STUDIES IN WORDS, by C.S. Lewis
Saturday, December 15th, 2007
While I enjoyed this book immensely, I don’t know that I’d recommend reading it cover-to-cover at one go, mostly because it can get overwhelming at times. The chapters are mostly independent from one another, which permits browsing, though one ought to read the introduction before anything else. It is, essentially, a collection of essays about the history and development of a dozen or so words - wit, free, life, conscience/conscious, and world among them.
Each of the words he writes about has a sense that he labels the “dangerous” sense, dangerous because it is a relatively recent sense of the word, which has generally become prominent over all previous senses of the word, leading to mis-readings of works older than a hundred and fifty years or so.
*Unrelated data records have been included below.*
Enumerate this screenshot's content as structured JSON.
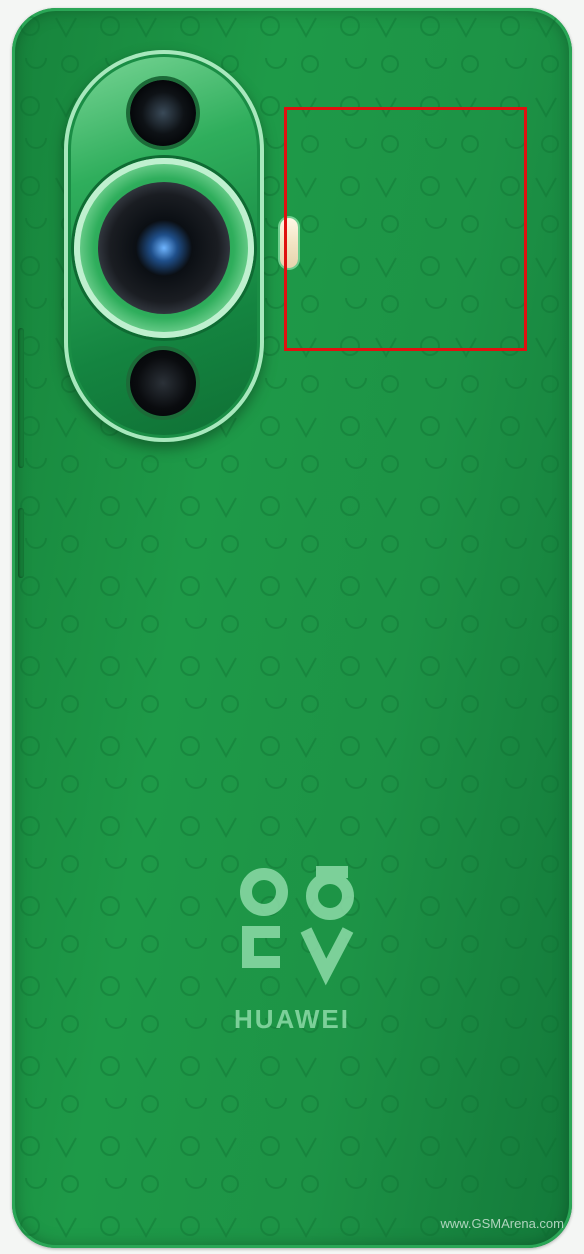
{
  "photo": {
    "subject": "green smartphone back",
    "body_color": "#1e9a48",
    "highlight_color": "#e01010"
  },
  "branding": {
    "brand_name": "HUAWEI",
    "logo_icon": "nova-logo-icon"
  },
  "watermark": {
    "text": "www.GSMArena.com"
  }
}
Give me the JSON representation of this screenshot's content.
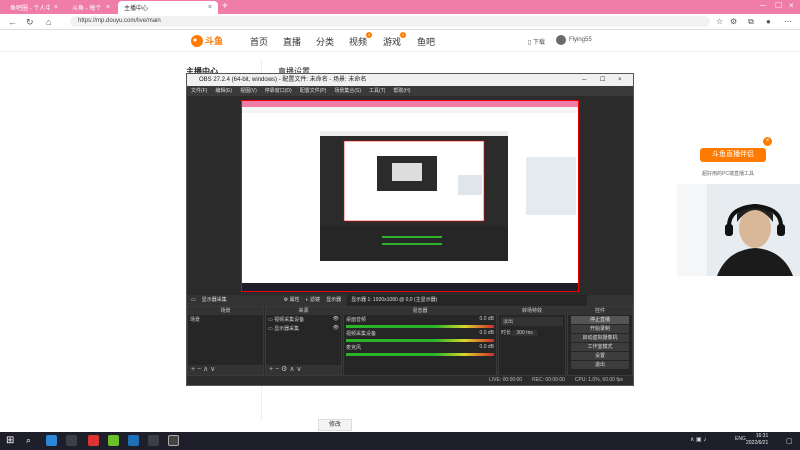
{
  "browser": {
    "tabs": [
      {
        "label": "鱼吧圈 - 个人中心 - 斗鱼"
      },
      {
        "label": "斗鱼 - 每个人的直播平台"
      },
      {
        "label": "主播中心"
      }
    ],
    "url": "https://mp.douyu.com/live/main"
  },
  "site": {
    "logo_text": "斗鱼",
    "nav": [
      "首页",
      "直播",
      "分类",
      "视频",
      "游戏",
      "鱼吧"
    ],
    "nav_badges": {
      "视频": "4",
      "游戏": "1"
    },
    "download": "下载",
    "username": "Flying55"
  },
  "page": {
    "sidebar_title": "主播中心",
    "content_title": "直播设置",
    "bottom_button": "修改"
  },
  "obs": {
    "title": "OBS 27.2.4 (64-bit, windows) - 配置文件: 未命名 - 场景: 未命名",
    "menu": [
      "文件(F)",
      "编辑(E)",
      "视图(V)",
      "停靠窗口(D)",
      "配置文件(P)",
      "场景集合(S)",
      "工具(T)",
      "帮助(H)"
    ],
    "source_bar": {
      "selected_source": "显示器采集",
      "buttons": [
        "属性",
        "滤镜",
        "显示器"
      ],
      "display_value": "显示器 1: 1920x1080 @ 0,0 (主显示器)"
    },
    "scenes": {
      "header": "场景",
      "items": [
        "场景"
      ]
    },
    "sources": {
      "header": "来源",
      "items": [
        "视频采集设备",
        "显示器采集"
      ]
    },
    "mixer": {
      "header": "混音器",
      "channels": [
        {
          "name": "桌面音频",
          "db": "0.0 dB"
        },
        {
          "name": "视频采集设备",
          "db": "0.0 dB"
        },
        {
          "name": "麦克风",
          "db": "0.0 dB"
        }
      ]
    },
    "transitions": {
      "header": "转场特效",
      "type": "淡出",
      "duration_label": "时长",
      "duration": "300 ms"
    },
    "controls": {
      "header": "控件",
      "buttons": [
        "停止直播",
        "开始录制",
        "启动虚拟摄像机",
        "工作室模式",
        "设置",
        "退出"
      ]
    },
    "status": {
      "live": "LIVE: 00:00:00",
      "rec": "REC: 00:00:00",
      "cpu": "CPU: 1.0%, 60.00 fps"
    }
  },
  "promo": {
    "title": "斗鱼直播伴侣",
    "subtitle": "超好用的PC端直播工具"
  },
  "taskbar": {
    "tray": "ENG",
    "time": "16:31",
    "date": "2022/6/21"
  },
  "colors": {
    "tabbar": "#f07ca8",
    "brand": "#ff7a00",
    "obs_bg": "#2b2b2b",
    "preview_border": "#e00000",
    "taskbar": "#1f1f2b"
  }
}
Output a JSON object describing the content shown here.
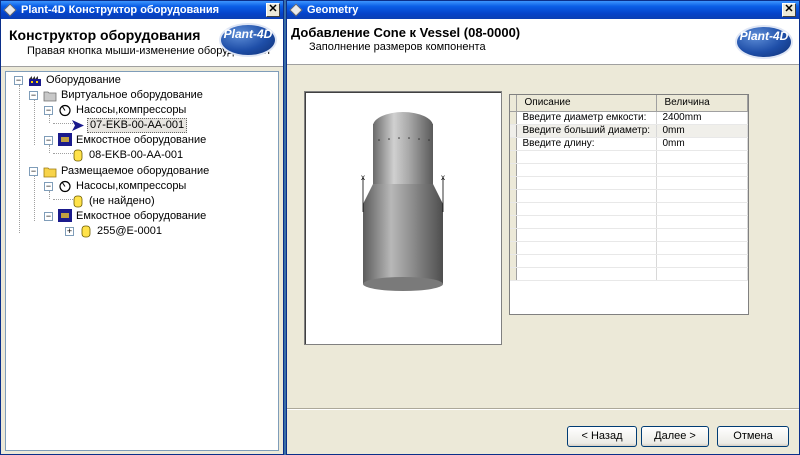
{
  "left_window": {
    "title": "Plant-4D Конструктор оборудования",
    "header_title": "Конструктор оборудования",
    "header_subtitle": "Правая кнопка мыши-изменение оборудования",
    "logo_text": "Plant-4D",
    "tree": {
      "root": "Оборудование",
      "virtual": "Виртуальное оборудование",
      "virtual_pumps": "Насосы,компрессоры",
      "virtual_pump_item": "07-EKB-00-AA-001",
      "virtual_vessels": "Емкостное оборудование",
      "virtual_vessel_item": "08-EKB-00-AA-001",
      "placed": "Размещаемое оборудование",
      "placed_pumps": "Насосы,компрессоры",
      "placed_pump_item": "(не найдено)",
      "placed_vessels": "Емкостное оборудование",
      "placed_vessel_item": "255@E-0001"
    },
    "icons": {
      "root": "factory-icon",
      "folder_virtual": "folder-gray-icon",
      "folder_placed": "folder-yellow-icon",
      "pump": "pump-icon",
      "vessel_group": "vessel-group-icon",
      "vessel": "vessel-icon",
      "selected_arrow": "arrow-pointer-icon"
    }
  },
  "right_window": {
    "title": "Geometry",
    "header_title": "Добавление Cone к Vessel (08-0000)",
    "header_subtitle": "Заполнение размеров компонента",
    "logo_text": "Plant-4D",
    "grid": {
      "col_description": "Описание",
      "col_value": "Величина",
      "rows": [
        {
          "label": "Введите диаметр емкости:",
          "value": "2400mm"
        },
        {
          "label": "Введите больший диаметр:",
          "value": "0mm"
        },
        {
          "label": "Введите длину:",
          "value": "0mm"
        }
      ]
    },
    "buttons": {
      "back": "< Назад",
      "next": "Далее >",
      "cancel": "Отмена"
    }
  },
  "colors": {
    "titlebar": "#0a5ee6",
    "window_bg": "#ece9d8",
    "logo": "#1e4ea8"
  }
}
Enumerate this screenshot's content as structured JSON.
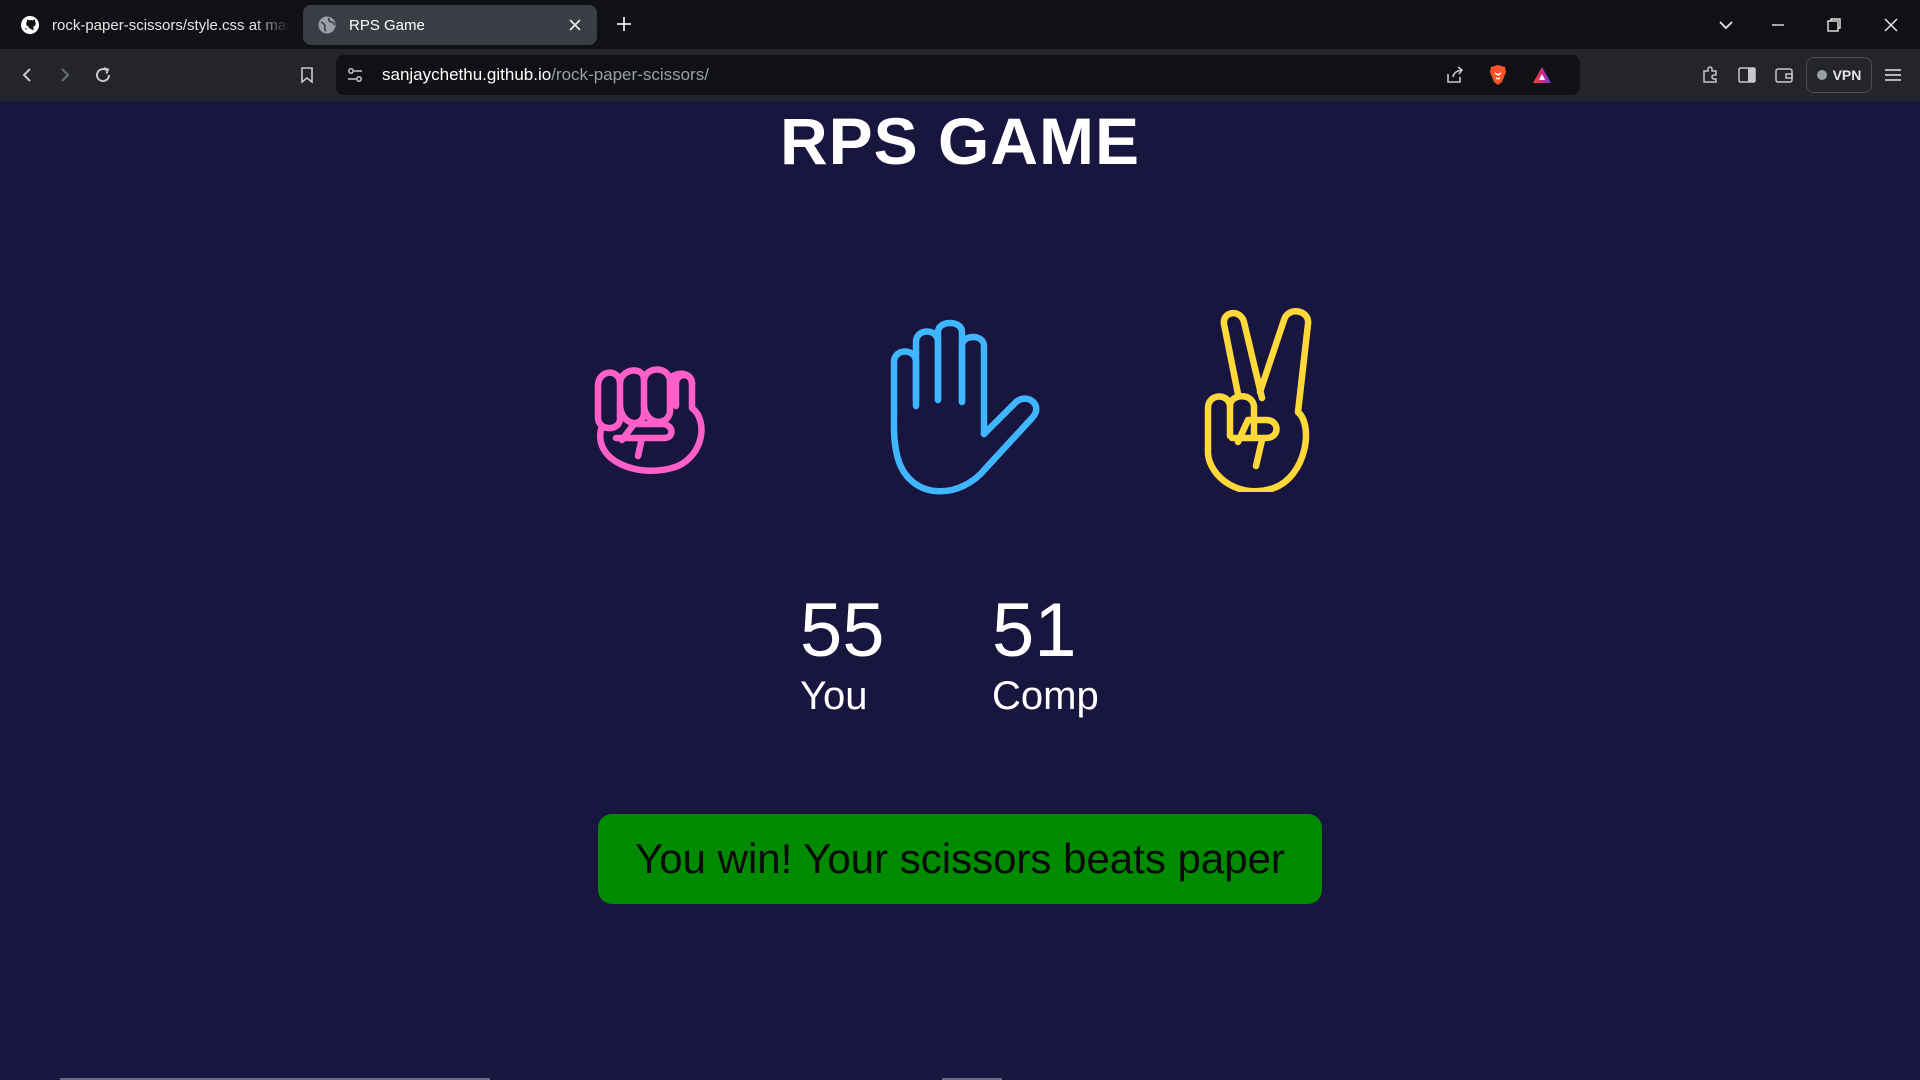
{
  "browser": {
    "tabs": [
      {
        "title": "rock-paper-scissors/style.css at main",
        "active": false,
        "icon": "github-icon"
      },
      {
        "title": "RPS Game",
        "active": true,
        "icon": "globe-icon"
      }
    ],
    "address": {
      "host": "sanjaychethu.github.io",
      "path": "/rock-paper-scissors/"
    },
    "vpn_label": "VPN"
  },
  "game": {
    "title": "RPS GAME",
    "choices": [
      {
        "name": "rock",
        "icon": "fist-icon",
        "color": "#ff5fc8"
      },
      {
        "name": "paper",
        "icon": "open-hand-icon",
        "color": "#3fb6ff"
      },
      {
        "name": "scissors",
        "icon": "peace-hand-icon",
        "color": "#ffd93a"
      }
    ],
    "scores": {
      "user_score": "55",
      "user_label": "You",
      "comp_score": "51",
      "comp_label": "Comp"
    },
    "result_message": "You win! Your scissors beats paper",
    "result_color": "#008a00"
  }
}
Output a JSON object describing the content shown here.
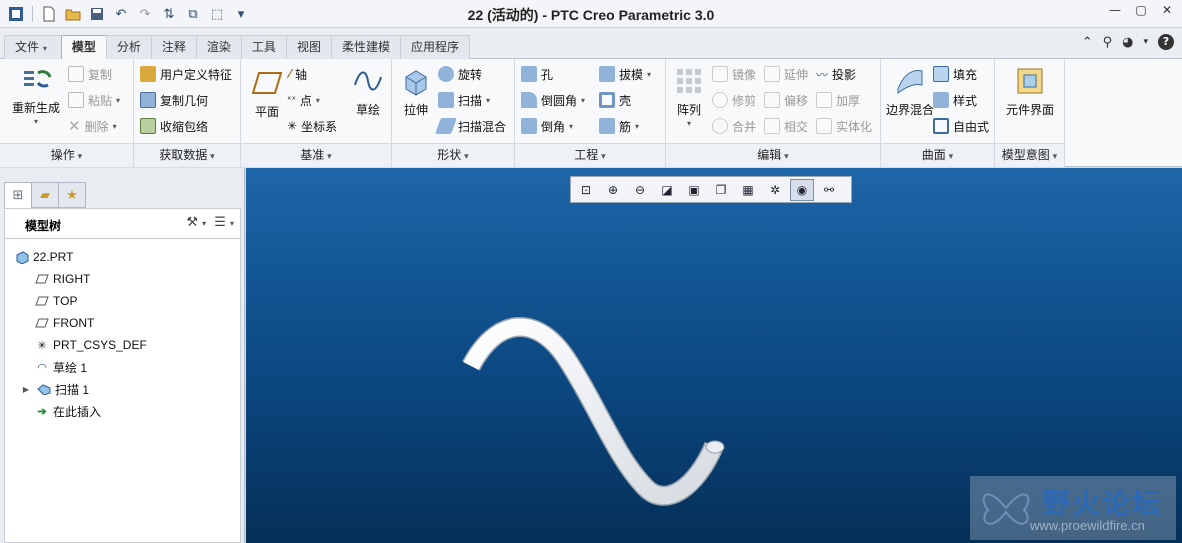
{
  "window": {
    "title": "22 (活动的) - PTC Creo Parametric 3.0"
  },
  "tabs": [
    {
      "label": "文件",
      "dropdown": true
    },
    {
      "label": "模型",
      "active": true
    },
    {
      "label": "分析"
    },
    {
      "label": "注释"
    },
    {
      "label": "渲染"
    },
    {
      "label": "工具"
    },
    {
      "label": "视图"
    },
    {
      "label": "柔性建模"
    },
    {
      "label": "应用程序"
    }
  ],
  "ribbon": {
    "ops": {
      "title": "操作",
      "regen": "重新生成",
      "copy": "复制",
      "paste": "粘贴",
      "delete": "删除"
    },
    "getdata": {
      "title": "获取数据",
      "udf": "用户定义特征",
      "copy_geom": "复制几何",
      "shrinkwrap": "收缩包络"
    },
    "datum": {
      "title": "基准",
      "plane": "平面",
      "axis": "轴",
      "point": "点",
      "csys": "坐标系",
      "sketch": "草绘"
    },
    "shapes": {
      "title": "形状",
      "extrude": "拉伸",
      "revolve": "旋转",
      "sweep": "扫描",
      "swept_blend": "扫描混合"
    },
    "engineering": {
      "title": "工程",
      "hole": "孔",
      "round": "倒圆角",
      "chamfer": "倒角",
      "draft": "拔模",
      "shell": "壳",
      "rib": "筋"
    },
    "editing": {
      "title": "编辑",
      "pattern": "阵列",
      "mirror": "镜像",
      "trim": "修剪",
      "merge": "合并",
      "extend": "延伸",
      "offset": "偏移",
      "intersect": "相交",
      "project": "投影",
      "thicken": "加厚",
      "solidify": "实体化"
    },
    "surfaces": {
      "title": "曲面",
      "boundary_blend": "边界混合",
      "fill": "填充",
      "style": "样式",
      "freestyle": "自由式"
    },
    "intent": {
      "title": "模型意图",
      "component_interface": "元件界面"
    }
  },
  "model_tree": {
    "title": "模型树",
    "items": [
      {
        "label": "22.PRT",
        "icon": "part-icon"
      },
      {
        "label": "RIGHT",
        "icon": "datum-plane-icon"
      },
      {
        "label": "TOP",
        "icon": "datum-plane-icon"
      },
      {
        "label": "FRONT",
        "icon": "datum-plane-icon"
      },
      {
        "label": "PRT_CSYS_DEF",
        "icon": "csys-icon"
      },
      {
        "label": "草绘 1",
        "icon": "sketch-icon"
      },
      {
        "label": "扫描 1",
        "icon": "sweep-icon",
        "expandable": true
      },
      {
        "label": "在此插入",
        "icon": "insert-arrow-icon"
      }
    ]
  },
  "watermark": {
    "text": "野火论坛",
    "url": "www.proewildfire.cn"
  },
  "colors": {
    "viewport_top": "#1f66a8",
    "viewport_bottom": "#052f57",
    "accent": "#2b69b6"
  }
}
One example (out of many) is the use of “world” in the Gloria Patri to mean “ages” or “eternity” instead of “earth” or “globe”.
While there was plenty in the book I didn’t know before reading it, there was nothing unexpected, no sense of a word or development of meaning that stopped me in my tracks - until i got to World, and more specifically to the uses of “world” in the New Testament. “World” translates two sets of Greek-Latin pairs, ge-mundus (world in the physical sense) and aion-saeculum (world in the sense of “age” or “period”). When Jesus talks in Matthew’s Gospel about “this world or the world to come,” most people assume he’s talking about this mundus or the next, heaven, the afterlife. But he’s not - he’s talking about the next aion, which started with the destruction of the Temple in AD 70.
I can’t convey in a blog post how much this blew my mind, and I won’t try. But I read it shortly after hearing Bp. Ken Myers teach for five hours about eschatology (go here for the audio of the conference) - and the next day I read this sermon by N.T. Wright. I’ll end with the relevant paragraph:
“[The book of] Acts, which of course begins with the story of the Ascension, never once speaks in the way […our] whole tradition […] so easily does. At no point in the whole book does anyone ever speak, or even sound as though they’re going to speak, of those who follow Jesus following him to heaven. Nobody says, ‘well, he’s gone on before and we’ll go and join him’. And for a very good reason. When the New Testament speaks of God’s kingdom it never, ever, refers to heaven pure and simple. It always refers to God’s kingdom coming on earth as in heaven, as Jesus himself taught us to pray. We have slipped into the easygoing language of ‘the kingdom of heaven’ in the sense of God’s kingdom being ‘heaven’, but the early church never spoke like that. The point about heaven is that heaven is the control room for earth. Heaven is the CEO’s office from which earth is run – or it’s supposed to be, which is why we’re told to pray for that to become a reality. And the point of the Ascension, paradoxically in terms of the ways in which generations of western Christians have seen it, is that this is the moment when that prayer is gloriously answered.”